Declassified: Intelligence community assessment annex shows ‘limited corroboration’ of Steele dossier

The annex to the 2017 intelligence community assessment on Russian election interference containing allegations from British ex-spy Christopher Steele’s dossier was declassified Thursday, revealing the U.S. government claimed to have “only limited corroboration” of the former MI6 agent’s claims.

The two-page annex, appended to the January 2017 conclusion by the FBI, CIA, and National Security Agency that the Kremlin interfered in the 2016 election to help then-candidate Donald Trump and hurt Hillary Clinton, was declassified by Director of National Intelligence John Ratcliffe and obtained by the Washington Examiner.

Both fired FBI Director James Comey and fired Deputy Director Andrew McCabe had unsuccessfully pushed to include Steele’s unverified research in the official public assessment, according to a Justice Department watchdog report.“

An FBI source using both identified and unidentified sub sources volunteered highly politically sensitive information from the summer to the full of 2016 on Russian influence efforts aimed at the U.S. presidential election,” the annex stated.

“We have only limited corroboration of the source’s reporting in this case and did not use it to reach the analytic conclusions of the CIA/FBI/NSA assessment.”The declassified annex said that “some of the FBI source’s reporting is consistent with the judgments in this assessment.”

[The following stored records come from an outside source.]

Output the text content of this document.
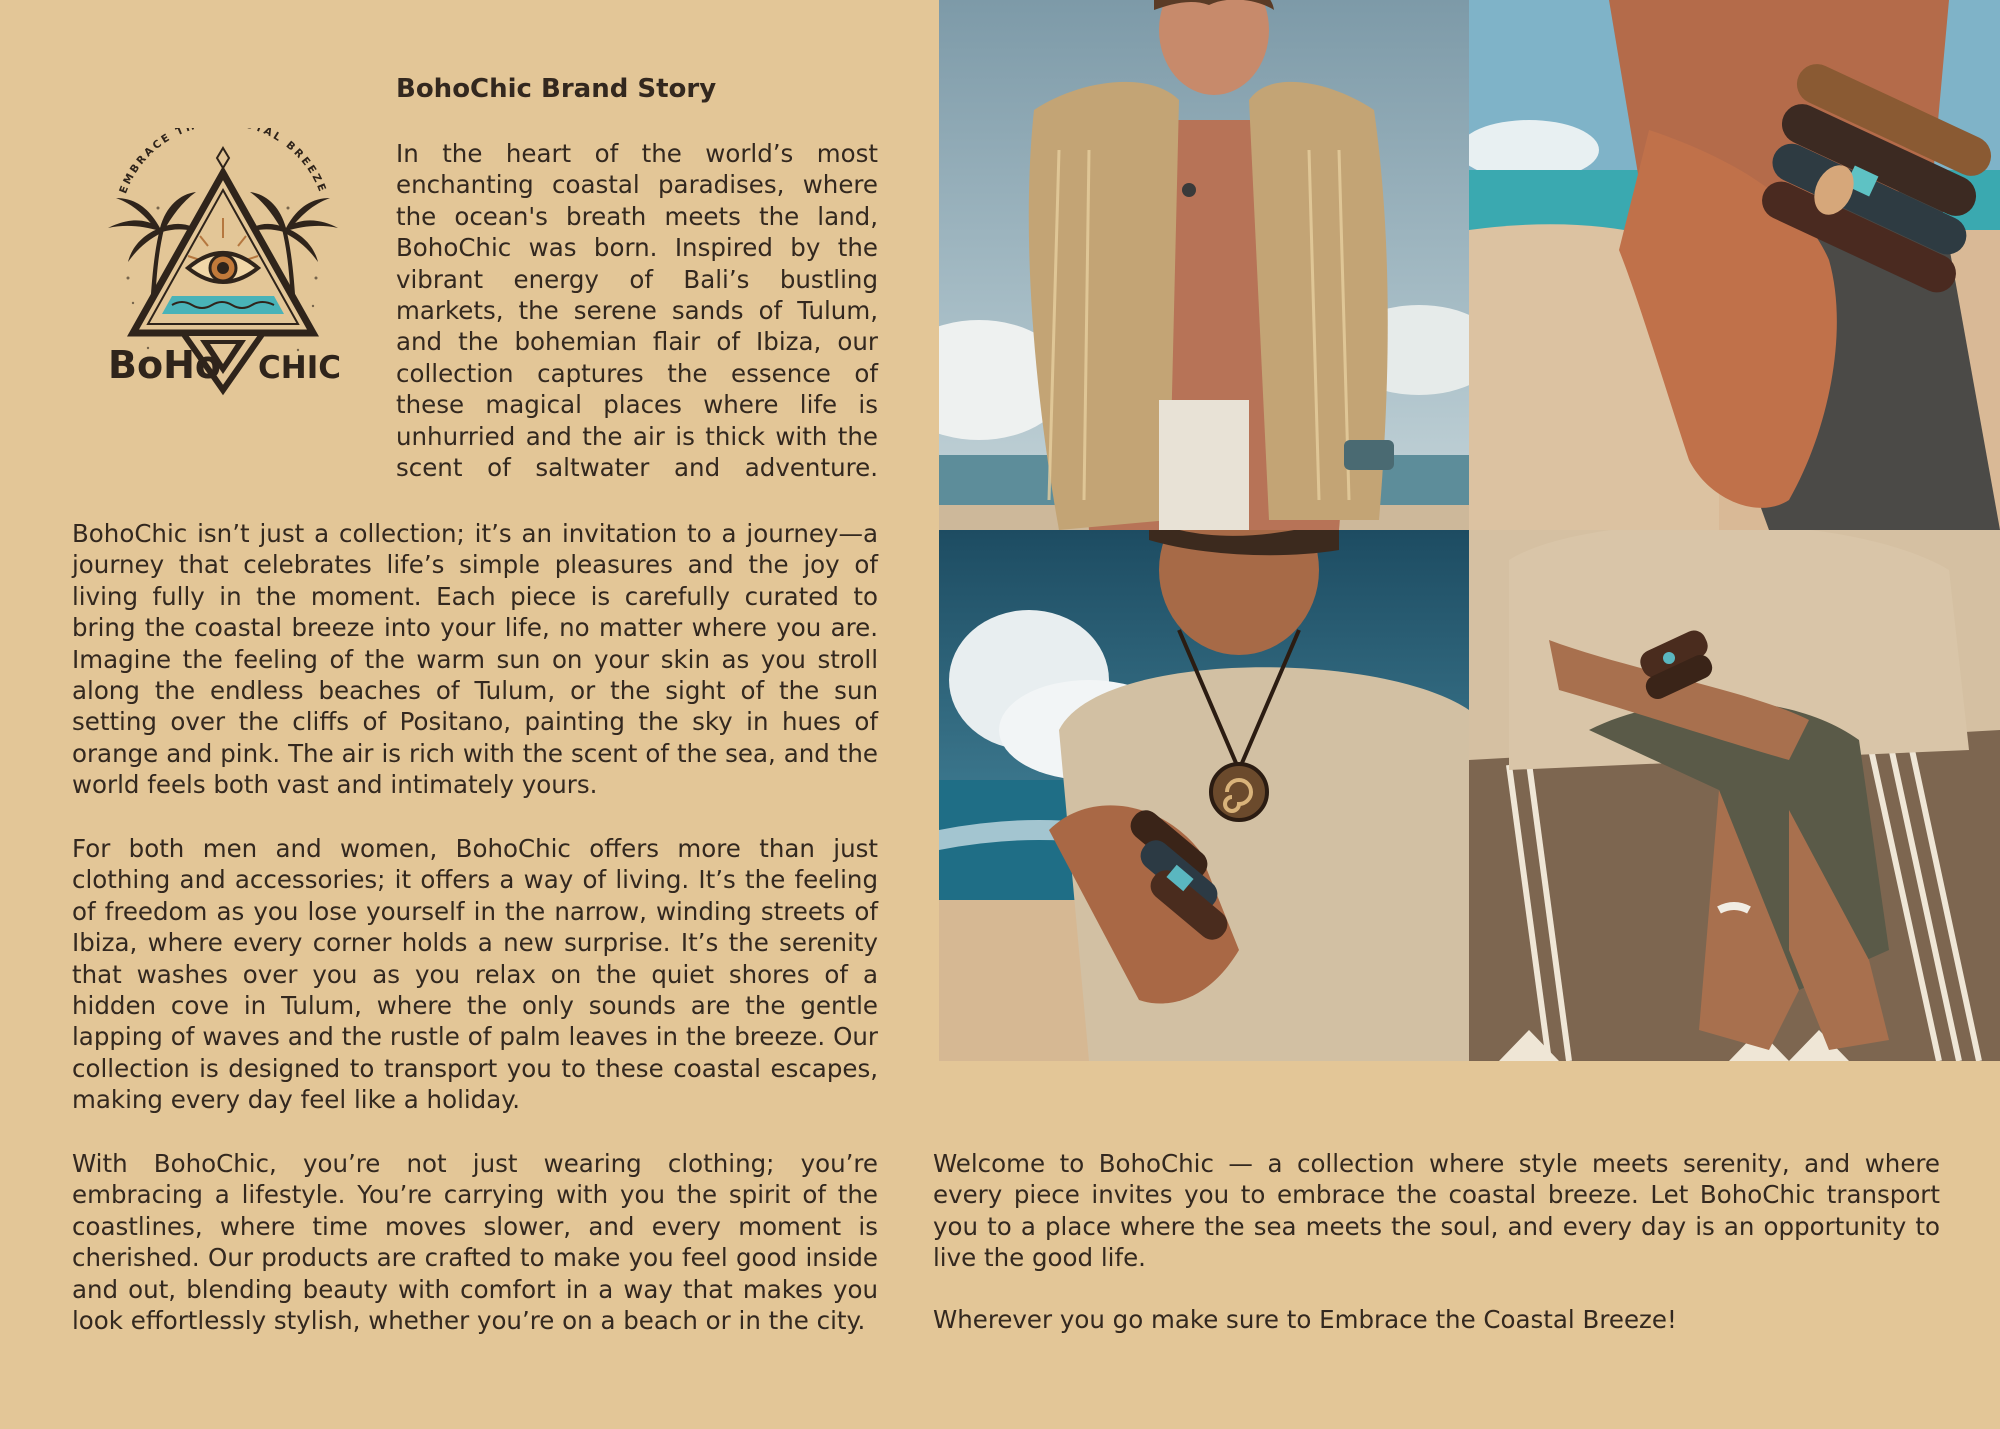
EMBRACE T TAL BREEZE
BoHo CHIC
BohoChic Brand Story

In the heart of the world’s most enchanting coastal paradises, where the ocean's breath meets the land, BohoChic was born. Inspired by the vibrant energy of Bali’s bustling markets, the serene sands of Tulum, and the bohemian flair of Ibiza, our collection captures the essence of these magical places where life is unhurried and the air is thick with the scent of saltwater and adventure.

BohoChic isn’t just a collection; it’s an invitation to a journey—a journey that celebrates life’s simple pleasures and the joy of living fully in the moment. Each piece is carefully curated to bring the coastal breeze into your life, no matter where you are. Imagine the feeling of the warm sun on your skin as you stroll along the endless beaches of Tulum, or the sight of the sun setting over the cliffs of Positano, painting the sky in hues of orange and pink. The air is rich with the scent of the sea, and the world feels both vast and intimately yours.

For both men and women, BohoChic offers more than just clothing and accessories; it offers a way of living. It’s the feeling of freedom as you lose yourself in the narrow, winding streets of Ibiza, where every corner holds a new surprise. It’s the serenity that washes over you as you relax on the quiet shores of a hidden cove in Tulum, where the only sounds are the gentle lapping of waves and the rustle of palm leaves in the breeze. Our collection is designed to transport you to these coastal escapes, making every day feel like a holiday.

With BohoChic, you’re not just wearing clothing; you’re embracing a lifestyle. You’re carrying with you the spirit of the coastlines, where time moves slower, and every moment is cherished. Our products are crafted to make you feel good inside and out, blending beauty with comfort in a way that makes you look effortlessly stylish, whether you’re on a beach or in the city.

Welcome to BohoChic — a collection where style meets serenity, and where every piece invites you to embrace the coastal breeze. Let BohoChic transport you to a place where the sea meets the soul, and every day is an opportunity to live the good life.

Wherever you go make sure to Embrace the Coastal Breeze!
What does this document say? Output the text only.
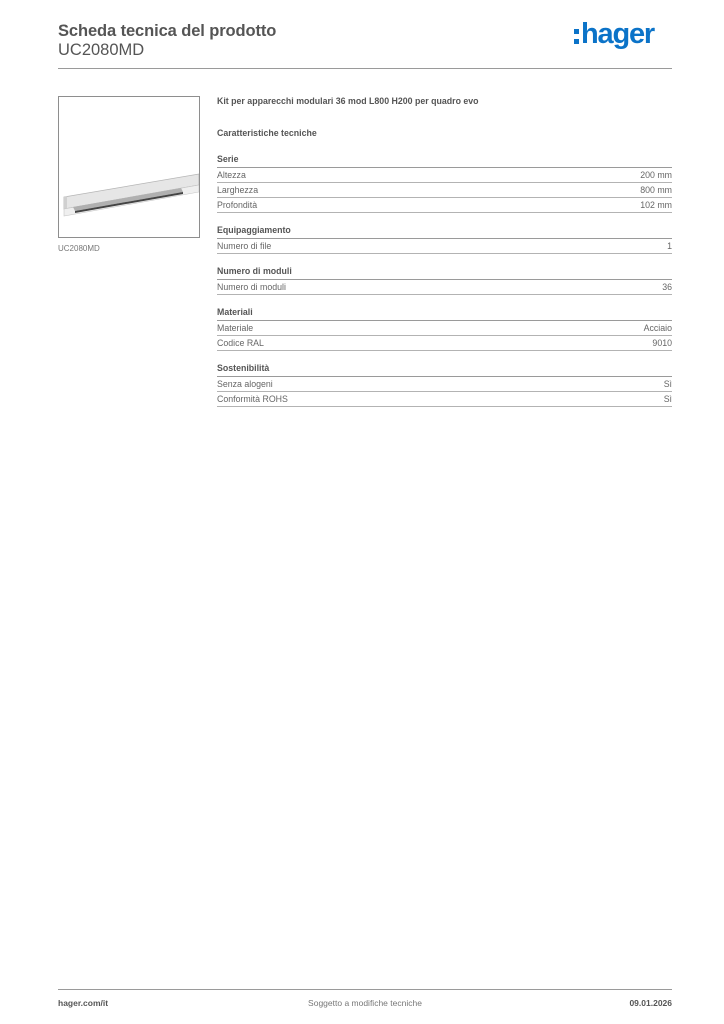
Scheda tecnica del prodotto
UC2080MD
hager
UC2080MD

Kit per apparecchi modulari 36 mod L800 H200 per quadro evo

Caratteristiche tecniche

Serie
Altezza	200 mm
Larghezza	800 mm
Profondità	102 mm
Equipaggiamento
Numero di file	1
Numero di moduli
Numero di moduli	36
Materiali
Materiale	Acciaio
Codice RAL	9010
Sostenibilità
Senza alogeni	Sì
Conformità ROHS	Sì
hager.com/it	Soggetto a modifiche tecniche	09.01.2026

The annex was partly declassified through a Freedom of Information Act lawsuit in 2018, but the judgments about the dossier’s veracity haven’t been visible to the public until now

Justice Department Inspector General Michael Horowitz’s lengthy December report criticized the DOJ and the FBI for at least 17 “significant errors and omissions” related to the Foreign Intelligence Surveillance Act warrants against Trump campaign associate Carter Page and for the bureau’s reliance on Steele’s unverified dossier.

Steele put his research together at the behest of the opposition research firm Fusion GPS, funded by Hillary Clinton’s presidential campaign and the Democratic National Committee through the Perkins Coie law firm.

Declassified footnotes showed the FBI was aware that Steele’s dossier may have been compromised by Russian disinformation.The declassified annex did not mention Steele by name but described him as a “source” who “maintains and collects information from a layered network of identified and unidentified sub sources.”

Horowitz said FBI interviews with Steele’s primary Moscow-based source

“raised significant questions about the reliability of the Steele election reporting”

and cast doubt on some of its biggest claims.

Steele’s dossier claimed to have a source described as a “close associate of Trump” and attributed to him some of the more salacious and unsubstantiated allegations about Trump, including the claim about Trump and prostitutes at a hotel during the 2013 Miss Universe pageant in Moscow, as well as the assertion of a “well-developed conspiracy” between Trump and Russia.

No such conspiracy has been unearthed.The annex also noted that “the source’s reporting appears to have been acquired by multiple Western press organizations starting in October [2016].”

“The most politically-sensitive claims by the FBI source alleged a close relationship between the President-elect and the Kremlin,” the annex stated.

“The source claimed that the President-elect and his top campaign advisers knowingly worked with Russian officials to bolster his chances of beating Secretary Clinton; were fully knowledgeable of Russia’s direction of leaked Democratic emails; and were offered financial compensation from Moscow.”

 

Robert Mueller’s special counsel report, released in April 2019, said his investigation “identified numerous links between the Russian government and the Trump campaign” and that Russia interfered in a “sweeping and systematic fashion,” but the team “did not establish that members of the Trump campaign conspired or coordinated with the Russian government in its election interference activities.”

The annex stated that “the source collected this information on behalf of private clients.” It did not mention that those clients were the Clinton campaign and the Democratic National Committee.

The annex also noted that Steele’s dossier “claimed the Kremlin had cultivated the President-elect for at least five years, had fed him and his team intelligence about Secretary Clinton and other opponents for years, and agreed to use WikiLeaks in return for policy concessions by the President-elect — assuming he won the election — on NATO and Ukraine.”

Mueller and other investigators did not present any evidence showing these claims to be true.Steele provided the FBI with other information despite being “unable to vouch for … [its] sourcing and accuracy,” the annex added.